İşbirliği içerisinde yapılan projede suyun kirlilik oranı ve canlılara zararını ölçmeyi hedeflediklerini ifade eden Aydın, “Burada bizim üniversite olarak yaptığımız çalışmada, Milli Parklar Bölge Müdürlüğü, Tarım Orman Bakanlığı ile işbirliğimiz bulunmakta ve yaklaşık son 5-6 yıllık bu konuda çalışmalar yapıyoruz.

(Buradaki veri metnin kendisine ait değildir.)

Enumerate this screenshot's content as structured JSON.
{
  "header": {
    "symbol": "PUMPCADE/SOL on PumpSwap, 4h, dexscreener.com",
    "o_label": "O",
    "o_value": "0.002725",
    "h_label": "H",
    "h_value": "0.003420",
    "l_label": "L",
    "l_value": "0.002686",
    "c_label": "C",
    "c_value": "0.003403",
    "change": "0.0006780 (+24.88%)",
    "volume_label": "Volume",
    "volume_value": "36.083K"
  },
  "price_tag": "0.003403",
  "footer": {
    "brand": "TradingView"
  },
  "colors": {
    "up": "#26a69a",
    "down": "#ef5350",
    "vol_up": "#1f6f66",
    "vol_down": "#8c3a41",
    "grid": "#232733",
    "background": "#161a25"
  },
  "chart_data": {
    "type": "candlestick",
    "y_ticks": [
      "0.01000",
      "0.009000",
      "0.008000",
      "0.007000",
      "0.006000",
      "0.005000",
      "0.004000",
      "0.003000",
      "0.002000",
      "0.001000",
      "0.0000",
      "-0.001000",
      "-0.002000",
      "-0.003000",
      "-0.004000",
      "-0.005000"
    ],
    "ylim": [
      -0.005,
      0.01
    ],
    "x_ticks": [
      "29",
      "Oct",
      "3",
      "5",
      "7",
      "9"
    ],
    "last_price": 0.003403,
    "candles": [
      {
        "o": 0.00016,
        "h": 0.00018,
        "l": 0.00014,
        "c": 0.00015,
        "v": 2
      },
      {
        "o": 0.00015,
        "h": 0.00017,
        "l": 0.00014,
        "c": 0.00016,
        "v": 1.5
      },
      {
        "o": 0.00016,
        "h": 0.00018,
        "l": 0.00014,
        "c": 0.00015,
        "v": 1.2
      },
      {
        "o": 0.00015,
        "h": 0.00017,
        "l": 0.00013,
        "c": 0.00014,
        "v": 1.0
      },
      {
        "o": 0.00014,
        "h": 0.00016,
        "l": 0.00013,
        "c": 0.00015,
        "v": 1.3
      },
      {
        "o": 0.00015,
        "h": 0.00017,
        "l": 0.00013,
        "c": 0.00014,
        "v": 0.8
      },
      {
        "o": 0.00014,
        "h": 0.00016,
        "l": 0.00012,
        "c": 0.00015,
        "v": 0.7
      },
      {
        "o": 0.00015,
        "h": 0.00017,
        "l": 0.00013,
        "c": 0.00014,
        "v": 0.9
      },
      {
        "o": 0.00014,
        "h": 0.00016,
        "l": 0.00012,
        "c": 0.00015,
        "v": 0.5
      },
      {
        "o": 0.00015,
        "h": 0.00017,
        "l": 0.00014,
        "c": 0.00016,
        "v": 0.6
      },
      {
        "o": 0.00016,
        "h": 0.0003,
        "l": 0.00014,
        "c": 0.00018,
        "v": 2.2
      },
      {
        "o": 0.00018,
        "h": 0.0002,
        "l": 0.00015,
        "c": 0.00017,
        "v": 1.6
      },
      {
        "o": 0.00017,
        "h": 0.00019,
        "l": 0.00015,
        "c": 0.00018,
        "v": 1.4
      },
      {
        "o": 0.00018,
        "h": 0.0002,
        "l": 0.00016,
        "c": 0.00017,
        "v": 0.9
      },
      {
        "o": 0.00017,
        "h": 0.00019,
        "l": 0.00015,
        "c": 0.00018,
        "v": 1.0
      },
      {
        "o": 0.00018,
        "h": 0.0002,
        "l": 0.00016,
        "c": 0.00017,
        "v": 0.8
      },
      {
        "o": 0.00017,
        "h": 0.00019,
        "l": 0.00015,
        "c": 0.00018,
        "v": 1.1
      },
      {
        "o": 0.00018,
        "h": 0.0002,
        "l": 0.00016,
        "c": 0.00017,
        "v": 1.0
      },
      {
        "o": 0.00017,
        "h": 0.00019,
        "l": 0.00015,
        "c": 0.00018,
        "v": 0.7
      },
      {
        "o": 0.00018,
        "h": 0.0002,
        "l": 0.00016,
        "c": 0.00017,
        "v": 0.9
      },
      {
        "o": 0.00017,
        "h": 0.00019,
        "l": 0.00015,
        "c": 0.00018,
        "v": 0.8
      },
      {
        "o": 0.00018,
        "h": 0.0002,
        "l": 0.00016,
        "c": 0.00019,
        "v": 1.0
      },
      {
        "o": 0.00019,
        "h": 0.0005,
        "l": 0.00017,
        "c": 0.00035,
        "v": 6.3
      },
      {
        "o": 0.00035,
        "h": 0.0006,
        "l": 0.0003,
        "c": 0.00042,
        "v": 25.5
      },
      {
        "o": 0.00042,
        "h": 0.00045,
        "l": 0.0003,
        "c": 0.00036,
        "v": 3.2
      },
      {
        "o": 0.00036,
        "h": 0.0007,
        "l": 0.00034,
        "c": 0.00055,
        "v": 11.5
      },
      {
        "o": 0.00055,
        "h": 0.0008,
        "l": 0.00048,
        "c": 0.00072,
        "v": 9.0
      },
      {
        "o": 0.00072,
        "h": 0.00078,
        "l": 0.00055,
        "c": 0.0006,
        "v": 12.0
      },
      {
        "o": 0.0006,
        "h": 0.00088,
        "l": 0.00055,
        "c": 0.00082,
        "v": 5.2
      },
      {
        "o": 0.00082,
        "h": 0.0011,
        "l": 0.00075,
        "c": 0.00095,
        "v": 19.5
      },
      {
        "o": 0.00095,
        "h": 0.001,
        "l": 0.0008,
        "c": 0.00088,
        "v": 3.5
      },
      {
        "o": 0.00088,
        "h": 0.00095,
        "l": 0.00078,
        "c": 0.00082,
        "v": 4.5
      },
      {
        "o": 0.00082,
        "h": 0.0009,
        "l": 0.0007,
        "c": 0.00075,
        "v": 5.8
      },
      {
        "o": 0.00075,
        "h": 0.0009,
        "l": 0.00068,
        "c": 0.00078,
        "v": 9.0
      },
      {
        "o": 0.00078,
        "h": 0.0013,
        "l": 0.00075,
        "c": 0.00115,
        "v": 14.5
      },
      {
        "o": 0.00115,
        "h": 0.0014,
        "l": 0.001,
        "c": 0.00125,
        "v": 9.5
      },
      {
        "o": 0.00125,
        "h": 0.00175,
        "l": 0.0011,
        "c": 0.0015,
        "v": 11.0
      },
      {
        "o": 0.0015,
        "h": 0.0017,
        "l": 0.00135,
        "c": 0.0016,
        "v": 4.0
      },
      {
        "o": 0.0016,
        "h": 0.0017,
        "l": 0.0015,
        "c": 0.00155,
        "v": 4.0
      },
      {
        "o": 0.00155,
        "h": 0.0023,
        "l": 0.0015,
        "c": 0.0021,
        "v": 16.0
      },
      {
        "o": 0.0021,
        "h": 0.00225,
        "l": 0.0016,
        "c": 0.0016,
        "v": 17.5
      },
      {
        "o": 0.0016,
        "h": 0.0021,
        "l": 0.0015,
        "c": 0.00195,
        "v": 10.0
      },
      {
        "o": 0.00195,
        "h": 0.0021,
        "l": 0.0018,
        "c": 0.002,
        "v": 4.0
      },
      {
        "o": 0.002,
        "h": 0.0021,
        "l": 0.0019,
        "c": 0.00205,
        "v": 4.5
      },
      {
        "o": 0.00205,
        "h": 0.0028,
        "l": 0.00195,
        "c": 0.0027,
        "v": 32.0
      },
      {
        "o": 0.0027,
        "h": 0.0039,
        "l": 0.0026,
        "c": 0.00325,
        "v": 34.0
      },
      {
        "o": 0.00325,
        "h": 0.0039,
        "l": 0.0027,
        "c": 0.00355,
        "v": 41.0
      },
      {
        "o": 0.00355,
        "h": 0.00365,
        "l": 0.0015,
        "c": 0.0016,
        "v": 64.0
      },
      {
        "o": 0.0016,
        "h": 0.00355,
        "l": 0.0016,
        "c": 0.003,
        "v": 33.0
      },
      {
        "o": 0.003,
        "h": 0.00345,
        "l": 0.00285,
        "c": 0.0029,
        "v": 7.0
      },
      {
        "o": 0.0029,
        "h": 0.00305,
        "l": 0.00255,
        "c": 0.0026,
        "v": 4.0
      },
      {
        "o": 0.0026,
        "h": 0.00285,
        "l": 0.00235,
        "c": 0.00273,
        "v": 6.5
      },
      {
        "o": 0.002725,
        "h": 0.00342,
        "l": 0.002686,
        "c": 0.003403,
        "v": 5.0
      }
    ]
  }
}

Özellikle su kalitesi ve kirliliği üzerine Kastamonu yöresindeki akarsular, dereler ve göletler üzerine çalışmalarda bulunuyoruz. Son 6 yılda yaklaşık 10 tane projeyi bu şekilde iş birliği çerçevesinde tamamladık. Özellikle istişare ederek belirliyoruz. Öncelik vereceğimiz dereleri belirleyip, arkadaşlarımızlar la birlikte çalışmalarda bulunuyoruz. Burada, özellikle su kalitesi nasıl değişkendir bunları araştırmaya devam ediyoruz. Şu anda da devam eden 4 tane projemiz bulunmakta. Tam etkisini ortaya koymak için tabii çalışmaya devam etmek gerekiyor. Sel ve taşkınlardan önceki suyun kalite bilgisi elimizde mevcut. Sel ve taşkınlardan sonra derelerde, göletlerde çalışmalar yaparak oradaki kirlilik durumunun nasıl değiştiğini bilimsel olarak kontrol etmemiz lazım. Bu çalışmaları yaptıktan sonra da suda yaşayan canlıları da nasıl bir etki ettiğini çok daha net şekilde söyleyebiliriz” diye konuştu.

Evsel atıklar ve kimyasal maddelerin zararına da dikkat çeken Aydın, evsel atıkların suya karışmasının önlenmesinin gerektiğine dikkat çekti.